Select “Age”, “Weight”, “Oxy”, “Runtime”, “RunPulse”, “RstPulse”, “MaxPulse” as the “Continuous Predictors (X)”.
- The reference event is set as “M” by default.
- Click “OK”
Step 2:
- Check the p-values of all the independent variables in the model.
- Remove the insignificant independent variable one at a time from the model and rerun the model.
- Repeat step 2.1 until all of the independent variables in the model are statistically significant.
Since the p-values of all the independent variables are higher than the alpha level (0.05), we need to remove the insignificant independent variables one at a time from the model, starting from the one with the highest p-value. Runtime has the highest p-value (0.9897), so it would be removed from the model first. Re-run the binary logistic regression but this time exclude Runtime from the “Continuous Predictors (X)” in the Binary Logistic Regression dialog box.
After removing Runtime from the model, the p-values of all the independent variables are still higher than the alpha level (0.05). We need to continue removing the insignificant independent variables one at a time from the model, starting from the one with the highest p-value. Age has the highest p-value (0.9773), so it would be removed from the model next.
After removing Age from the model, the p-values of all the independent variables are still higher than the alpha level (0.05). We need to continue removing the insignificant independent variables one at a time from the model, starting from the one with the highest p-value. RstPulse has the highest p-value (0.8017) so it would be removed from the model next.
After removing RstPulse from the model, the p-values of all the independent variables are still higher than the alpha level (0.05). We need to continue removing the insignificant independent variables one at a time from the model, starting from the one with the highest p-value. Weight has the highest p-value (0.242), so it would be removed from the model next.
After removing Weight from the model, the p-values of all the independent variables are still higher than the alpha level (0.05). We need to continue removing the insignificant independent variables one at a time from the model, starting from the one with the highest p-value. RunPulse has the highest p-value (0.1604), so it would be removed from the model next.
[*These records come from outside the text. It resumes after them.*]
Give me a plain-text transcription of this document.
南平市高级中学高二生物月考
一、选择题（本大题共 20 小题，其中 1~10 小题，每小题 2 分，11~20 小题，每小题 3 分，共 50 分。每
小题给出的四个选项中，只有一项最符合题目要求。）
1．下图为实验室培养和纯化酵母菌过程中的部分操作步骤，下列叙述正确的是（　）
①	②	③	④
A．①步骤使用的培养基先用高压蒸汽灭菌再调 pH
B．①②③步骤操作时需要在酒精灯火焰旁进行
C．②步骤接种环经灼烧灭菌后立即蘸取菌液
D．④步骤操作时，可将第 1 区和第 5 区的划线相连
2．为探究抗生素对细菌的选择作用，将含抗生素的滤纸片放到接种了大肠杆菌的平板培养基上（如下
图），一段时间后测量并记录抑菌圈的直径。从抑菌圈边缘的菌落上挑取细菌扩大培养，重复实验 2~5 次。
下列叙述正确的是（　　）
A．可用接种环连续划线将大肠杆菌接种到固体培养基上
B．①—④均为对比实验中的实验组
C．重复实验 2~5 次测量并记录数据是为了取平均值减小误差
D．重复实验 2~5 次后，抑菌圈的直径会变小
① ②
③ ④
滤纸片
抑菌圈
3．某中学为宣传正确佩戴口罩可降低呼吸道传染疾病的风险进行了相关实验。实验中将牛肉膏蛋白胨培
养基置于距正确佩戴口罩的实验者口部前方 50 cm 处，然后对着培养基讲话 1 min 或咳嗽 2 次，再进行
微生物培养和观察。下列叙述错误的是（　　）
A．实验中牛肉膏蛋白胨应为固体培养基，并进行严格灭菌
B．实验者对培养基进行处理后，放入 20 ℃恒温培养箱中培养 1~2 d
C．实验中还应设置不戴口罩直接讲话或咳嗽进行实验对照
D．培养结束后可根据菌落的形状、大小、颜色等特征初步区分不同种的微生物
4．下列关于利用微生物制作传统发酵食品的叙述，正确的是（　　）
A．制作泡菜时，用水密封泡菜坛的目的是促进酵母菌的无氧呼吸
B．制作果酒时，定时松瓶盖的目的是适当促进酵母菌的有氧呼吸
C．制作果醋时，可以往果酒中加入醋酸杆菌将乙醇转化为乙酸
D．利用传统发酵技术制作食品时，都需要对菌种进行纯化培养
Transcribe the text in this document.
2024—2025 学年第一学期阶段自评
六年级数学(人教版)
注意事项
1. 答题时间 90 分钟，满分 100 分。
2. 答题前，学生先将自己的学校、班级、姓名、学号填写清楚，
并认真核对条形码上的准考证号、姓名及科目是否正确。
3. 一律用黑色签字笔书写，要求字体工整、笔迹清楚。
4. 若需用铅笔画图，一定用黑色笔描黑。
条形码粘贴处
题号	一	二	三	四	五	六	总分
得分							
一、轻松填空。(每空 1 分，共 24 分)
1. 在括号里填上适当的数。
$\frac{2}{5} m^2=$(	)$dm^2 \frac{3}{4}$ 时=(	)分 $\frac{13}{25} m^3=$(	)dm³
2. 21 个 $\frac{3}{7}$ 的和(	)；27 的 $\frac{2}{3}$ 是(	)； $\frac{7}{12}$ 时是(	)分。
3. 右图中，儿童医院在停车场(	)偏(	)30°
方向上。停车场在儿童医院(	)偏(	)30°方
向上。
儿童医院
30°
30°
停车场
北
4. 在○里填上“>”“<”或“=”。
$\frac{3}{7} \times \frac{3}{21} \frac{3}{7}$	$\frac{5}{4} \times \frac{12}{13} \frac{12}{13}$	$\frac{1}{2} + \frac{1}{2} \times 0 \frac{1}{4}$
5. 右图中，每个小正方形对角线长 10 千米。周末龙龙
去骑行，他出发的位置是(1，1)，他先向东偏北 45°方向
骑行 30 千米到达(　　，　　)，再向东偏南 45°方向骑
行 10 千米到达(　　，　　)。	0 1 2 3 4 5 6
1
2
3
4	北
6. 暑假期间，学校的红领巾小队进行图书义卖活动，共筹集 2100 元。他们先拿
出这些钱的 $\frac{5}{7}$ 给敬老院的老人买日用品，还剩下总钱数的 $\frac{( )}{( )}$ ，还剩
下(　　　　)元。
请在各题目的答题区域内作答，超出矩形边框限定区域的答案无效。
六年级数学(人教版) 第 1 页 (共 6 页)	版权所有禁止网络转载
After removing RunPulse from the model, the p-values of all the independent variables are still higher than the alpha level (0.05). We need to continue removing the insignificant independent variables one at a time from the model, starting from the one with the highest p-value. MaxPulse has the highest p-value (0.2290), so it would be removed from the model next.
After removing MaxPulse from the model, the p-value of the only remaining independent variable “Oxy” is at the alpha level (0.05). There is no need to remove “Oxy” from the model, we will accept the minute risk of rejecting the null at this p-value (0.0556). But before we do that, let’s check the validity of the model as a whole.
Step 3:
Analyze the binary logistic report and check the performance of the logistic regression model. The p-value here is greater than the alpha level of (0.05). We will conclude that at least one of the slope coefficients is not equal to zero. The pseudo R-squared is 10.55%. The R-squared of logistic regression is in general lower than the R-squared of the traditional multiple linear regression model. The p-value of lack of fit test is higher than alpha level (0.05). We conclude that the model fits the data. Also, 62.50% of the predicted outcomes match the observed outcomes.
Step 4: Enter the setting of the Oxy into the cell highlighted in yellow and the predicted event probability would appear automatically. In this case, if we set the oxy value to 50, the probability that the person measured being male is 41%.